Like him or not, President Trump has been in the White House for roughly 326 days - not quite a year. The country has been wracked with deep political division ever since he moved in (though, to be fair, our country has been polarized for quite some time, a polarization that has ebbed and flowed since the country's founding).

In one sense, Trump is a symptom of our political division, not the cause, though he continues to fan the flames of "fake news" and publishes blunt, often insensitive tweets, speaking directly to the American public on Twitter in his uniquely informal style.

Having run on the GOP platform, Trump supports Republican tax reform, which serves as an opportunity to examine the role of reason and debate in American lawmaking.

The Founders may have viewed our polarization as somewhat positive in one respect, to the extent that all opinions, however distasteful, should have the opportunity to be heard and debated in the public forum, and to let these ideas and opinions rise or fall on their merits.

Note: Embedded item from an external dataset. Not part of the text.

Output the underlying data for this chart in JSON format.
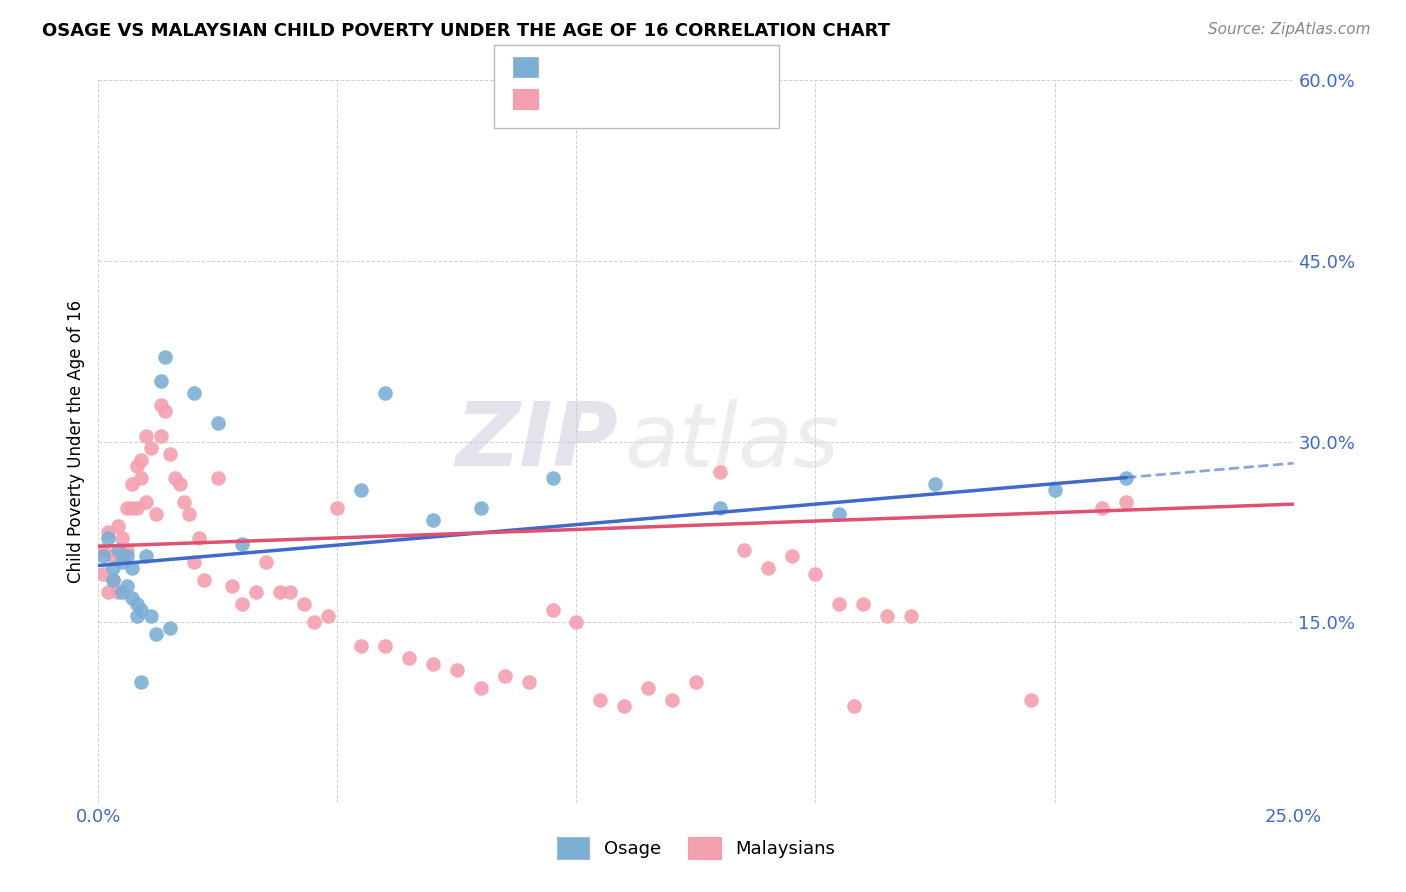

That's why we have a separation of powers baked into our constitution and a focus on free speech protection. As frustrating as polarization can be, it is at least evidence, however slight, that we care about the issues confronting us, and that diverging views can coexist.

But the Founders would've recoiled at the thought of Congress passing a piece of legislation as significant as tax reform without meaningful opportunity to debate the issues at stake, to understand what was in the bill, to see whether it was a good idea for the American people.

This is the dark side of polarization.

We the people need to see and hear meaningful debate among our lawmakers if we are to maintain our faith in the political process.